User Management && Password Management

High risk Users && Authentication methods for both the operating system and the
database

System Privileges && Object Privileges

Operating system data file information

Operating system roles && Profiles Information

Database roles && Stored procedures

Triggers && Protocols && Distributed Database Features

Audit and Log configuration && Backup and Recovery

Parameter files && Security Monitoring

Patch and Upgrade management

Third Party access to the database

Web Server Review:
In this task, the team will assess the web server configurations that support the systems that process all the data. Because end users are directly communicating with web servers, the security surrounding these servers is critical. During this assessment, the team will evaluate the following:

Files permissions and ownership

Authentication mechanisms and controls

Encryption, including SSL

Services and Application settings

Actual and Virtual web site permissions and addresses

Use of session tokens

Use of Java, Java Scripts, CGI, ASP or Active X

Use of third party web tools

Manufacturers specific vulnerabilities

Database integration

Logging, Auditing, Monitoring and Alerts

Step IV- External Network Penetration Testing
The approach to conduct the client external network analysis consists of twp phases. The first phase focuses on the access points to the network through Internet connections. The second phase examines access to the network via dial-in telephone line connections such as modems and remote access points. Both phases are performed using our lab in NY.
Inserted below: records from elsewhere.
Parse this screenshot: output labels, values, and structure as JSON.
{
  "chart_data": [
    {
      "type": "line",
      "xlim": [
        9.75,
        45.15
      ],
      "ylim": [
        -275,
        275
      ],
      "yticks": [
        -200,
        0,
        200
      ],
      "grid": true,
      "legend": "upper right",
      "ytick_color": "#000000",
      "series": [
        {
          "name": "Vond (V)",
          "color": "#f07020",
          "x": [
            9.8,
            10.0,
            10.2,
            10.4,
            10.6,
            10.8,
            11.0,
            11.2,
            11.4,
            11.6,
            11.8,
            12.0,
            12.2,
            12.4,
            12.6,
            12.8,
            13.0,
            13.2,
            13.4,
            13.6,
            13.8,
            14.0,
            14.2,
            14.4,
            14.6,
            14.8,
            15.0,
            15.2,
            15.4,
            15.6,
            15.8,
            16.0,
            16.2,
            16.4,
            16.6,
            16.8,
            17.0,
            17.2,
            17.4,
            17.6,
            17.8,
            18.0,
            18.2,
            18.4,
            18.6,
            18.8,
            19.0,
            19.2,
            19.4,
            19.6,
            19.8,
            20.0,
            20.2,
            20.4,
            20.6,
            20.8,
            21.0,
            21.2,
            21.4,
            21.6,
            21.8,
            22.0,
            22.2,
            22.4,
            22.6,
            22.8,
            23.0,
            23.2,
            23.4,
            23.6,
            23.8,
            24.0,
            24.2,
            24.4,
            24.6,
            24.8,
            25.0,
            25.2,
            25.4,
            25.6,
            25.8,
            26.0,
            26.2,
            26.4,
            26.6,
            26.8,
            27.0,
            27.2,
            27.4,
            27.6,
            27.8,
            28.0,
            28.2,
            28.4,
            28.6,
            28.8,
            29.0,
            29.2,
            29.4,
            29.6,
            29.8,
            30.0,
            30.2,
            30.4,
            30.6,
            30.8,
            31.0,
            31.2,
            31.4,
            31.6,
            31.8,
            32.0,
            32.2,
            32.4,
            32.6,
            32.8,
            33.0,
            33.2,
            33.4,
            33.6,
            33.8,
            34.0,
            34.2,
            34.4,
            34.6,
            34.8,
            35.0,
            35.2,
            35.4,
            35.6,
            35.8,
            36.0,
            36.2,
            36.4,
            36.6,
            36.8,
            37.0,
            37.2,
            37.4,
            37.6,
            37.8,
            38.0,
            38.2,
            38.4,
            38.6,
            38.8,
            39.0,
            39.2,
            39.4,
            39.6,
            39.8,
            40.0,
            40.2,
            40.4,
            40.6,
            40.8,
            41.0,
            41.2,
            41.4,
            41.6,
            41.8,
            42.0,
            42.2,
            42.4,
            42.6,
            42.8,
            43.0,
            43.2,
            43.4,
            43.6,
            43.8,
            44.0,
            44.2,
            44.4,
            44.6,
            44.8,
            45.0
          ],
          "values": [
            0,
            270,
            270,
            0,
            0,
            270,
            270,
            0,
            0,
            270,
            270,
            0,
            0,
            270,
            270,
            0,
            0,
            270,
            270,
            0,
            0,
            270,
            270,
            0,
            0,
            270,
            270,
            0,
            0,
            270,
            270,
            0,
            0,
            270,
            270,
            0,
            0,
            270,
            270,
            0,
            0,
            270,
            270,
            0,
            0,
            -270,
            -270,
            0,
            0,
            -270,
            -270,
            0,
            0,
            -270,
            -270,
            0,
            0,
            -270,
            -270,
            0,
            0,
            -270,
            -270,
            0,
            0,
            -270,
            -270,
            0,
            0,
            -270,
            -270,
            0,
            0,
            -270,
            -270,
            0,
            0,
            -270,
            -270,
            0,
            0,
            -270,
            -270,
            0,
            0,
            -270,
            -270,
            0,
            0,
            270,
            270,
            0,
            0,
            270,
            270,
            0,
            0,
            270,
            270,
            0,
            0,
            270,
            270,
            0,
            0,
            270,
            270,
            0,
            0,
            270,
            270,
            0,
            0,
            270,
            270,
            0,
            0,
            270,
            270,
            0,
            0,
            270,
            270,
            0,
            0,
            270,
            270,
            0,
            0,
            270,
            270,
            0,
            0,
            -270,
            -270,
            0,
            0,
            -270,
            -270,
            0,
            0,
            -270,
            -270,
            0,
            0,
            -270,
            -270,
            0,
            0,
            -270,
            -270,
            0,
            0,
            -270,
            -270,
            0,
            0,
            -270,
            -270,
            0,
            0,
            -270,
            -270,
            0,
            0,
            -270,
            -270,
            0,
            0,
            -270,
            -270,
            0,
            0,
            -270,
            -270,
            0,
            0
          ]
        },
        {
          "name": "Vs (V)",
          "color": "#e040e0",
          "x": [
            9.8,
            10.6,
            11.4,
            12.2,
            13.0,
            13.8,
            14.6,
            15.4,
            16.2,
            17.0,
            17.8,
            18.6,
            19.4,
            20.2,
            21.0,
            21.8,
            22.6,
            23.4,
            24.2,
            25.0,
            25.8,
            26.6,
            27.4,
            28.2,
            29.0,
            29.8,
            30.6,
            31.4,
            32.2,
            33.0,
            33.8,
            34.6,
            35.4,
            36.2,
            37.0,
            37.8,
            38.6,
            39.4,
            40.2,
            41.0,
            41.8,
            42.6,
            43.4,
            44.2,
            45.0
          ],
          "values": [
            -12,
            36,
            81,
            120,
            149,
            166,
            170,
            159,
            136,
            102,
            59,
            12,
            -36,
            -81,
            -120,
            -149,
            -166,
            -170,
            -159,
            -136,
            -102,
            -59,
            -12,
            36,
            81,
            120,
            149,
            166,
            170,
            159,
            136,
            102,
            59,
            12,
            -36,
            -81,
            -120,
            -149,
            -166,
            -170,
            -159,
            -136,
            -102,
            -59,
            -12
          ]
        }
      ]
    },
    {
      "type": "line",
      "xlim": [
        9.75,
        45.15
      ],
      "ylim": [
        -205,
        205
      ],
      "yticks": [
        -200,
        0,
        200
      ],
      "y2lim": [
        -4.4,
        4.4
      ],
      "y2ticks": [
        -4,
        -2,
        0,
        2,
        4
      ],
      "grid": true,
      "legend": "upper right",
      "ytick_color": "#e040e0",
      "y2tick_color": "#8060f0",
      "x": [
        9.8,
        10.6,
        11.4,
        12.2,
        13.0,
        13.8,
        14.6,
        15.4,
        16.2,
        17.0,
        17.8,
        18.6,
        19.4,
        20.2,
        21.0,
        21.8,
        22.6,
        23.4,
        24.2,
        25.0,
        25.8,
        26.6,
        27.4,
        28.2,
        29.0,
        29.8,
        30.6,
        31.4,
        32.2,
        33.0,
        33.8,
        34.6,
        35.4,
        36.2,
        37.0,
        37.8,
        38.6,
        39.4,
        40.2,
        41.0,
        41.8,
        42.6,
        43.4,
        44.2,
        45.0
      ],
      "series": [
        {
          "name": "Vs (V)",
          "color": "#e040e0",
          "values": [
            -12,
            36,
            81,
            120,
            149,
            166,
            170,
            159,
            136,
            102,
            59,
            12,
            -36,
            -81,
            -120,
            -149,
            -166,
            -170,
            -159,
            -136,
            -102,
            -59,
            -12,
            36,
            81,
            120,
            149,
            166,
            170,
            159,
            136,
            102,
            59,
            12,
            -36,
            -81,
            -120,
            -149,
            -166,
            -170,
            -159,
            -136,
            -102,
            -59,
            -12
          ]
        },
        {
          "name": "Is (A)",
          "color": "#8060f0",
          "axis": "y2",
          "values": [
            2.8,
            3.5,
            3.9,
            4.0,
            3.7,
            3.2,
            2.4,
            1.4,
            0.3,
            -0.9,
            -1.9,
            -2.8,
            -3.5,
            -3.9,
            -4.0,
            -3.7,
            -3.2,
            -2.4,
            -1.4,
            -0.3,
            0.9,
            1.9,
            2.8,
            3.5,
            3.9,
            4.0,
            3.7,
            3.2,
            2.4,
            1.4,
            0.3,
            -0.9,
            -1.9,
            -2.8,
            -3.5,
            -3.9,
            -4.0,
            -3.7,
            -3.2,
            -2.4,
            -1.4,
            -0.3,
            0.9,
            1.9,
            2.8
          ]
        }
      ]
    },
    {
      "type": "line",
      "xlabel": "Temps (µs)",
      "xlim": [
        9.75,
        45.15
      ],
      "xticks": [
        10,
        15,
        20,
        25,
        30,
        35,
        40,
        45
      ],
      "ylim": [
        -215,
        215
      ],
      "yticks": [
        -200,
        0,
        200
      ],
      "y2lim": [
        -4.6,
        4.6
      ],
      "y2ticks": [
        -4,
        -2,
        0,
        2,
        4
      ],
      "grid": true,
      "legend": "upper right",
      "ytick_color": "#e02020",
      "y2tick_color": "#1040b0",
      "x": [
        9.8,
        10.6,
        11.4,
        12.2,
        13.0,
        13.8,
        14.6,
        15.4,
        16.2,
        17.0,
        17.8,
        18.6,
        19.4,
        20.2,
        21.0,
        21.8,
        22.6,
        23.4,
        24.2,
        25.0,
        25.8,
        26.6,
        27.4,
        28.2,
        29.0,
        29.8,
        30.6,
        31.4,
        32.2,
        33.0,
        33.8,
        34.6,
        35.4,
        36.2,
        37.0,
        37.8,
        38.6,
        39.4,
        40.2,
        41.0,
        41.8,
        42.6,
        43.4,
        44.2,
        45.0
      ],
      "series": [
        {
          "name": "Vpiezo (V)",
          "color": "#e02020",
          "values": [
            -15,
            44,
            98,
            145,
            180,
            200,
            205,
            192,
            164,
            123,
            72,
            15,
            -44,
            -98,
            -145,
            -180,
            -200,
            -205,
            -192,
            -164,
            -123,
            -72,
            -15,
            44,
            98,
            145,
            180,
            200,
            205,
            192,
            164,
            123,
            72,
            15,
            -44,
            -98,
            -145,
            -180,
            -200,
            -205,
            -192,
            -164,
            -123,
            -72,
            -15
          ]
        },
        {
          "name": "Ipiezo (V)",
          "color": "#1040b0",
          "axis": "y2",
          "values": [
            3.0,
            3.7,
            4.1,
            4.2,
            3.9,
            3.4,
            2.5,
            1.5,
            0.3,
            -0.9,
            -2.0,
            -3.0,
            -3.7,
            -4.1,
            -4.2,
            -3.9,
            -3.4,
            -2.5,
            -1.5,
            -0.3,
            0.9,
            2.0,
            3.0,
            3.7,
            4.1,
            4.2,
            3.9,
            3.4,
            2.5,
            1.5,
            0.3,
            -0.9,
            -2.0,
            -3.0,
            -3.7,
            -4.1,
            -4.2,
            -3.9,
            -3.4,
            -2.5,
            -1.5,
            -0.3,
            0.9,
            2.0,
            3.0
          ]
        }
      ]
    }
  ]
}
Prior to beginning of the testing activities, the team will meet with the client management to review the requirements. These requirements will be developed and will detail the conditions under which the testing will occur and delineates reporting for emergences in the event that a weakness with significant operational impact is detected or if an event occurs that threatens production data.

Step V- Internal Network Penetration Testing
There are two different scenarios of Internal Network Penetration testing that can be performed. The first scenario will take place within the client’s Headquarter facilities and the other can be done from any client’s field site.

Approach to Internal Penetration Testing activities:
Attempting to gain a network access without a valid user account

Performing detail search and footprint analysis of internal network paths

Conducting systematic attempts to gain unauthorized access and privileges via internal
and trusted links by exploiting vulnerabilities and network services.

Analyze vulnerabilities to exploitation by attempting to map network topology, increase
level of privileges, obtain access to password files, emails and gain access to other
network segments or subnets.

Reviewing client’s incident response actions to authorized access by malicious individuals.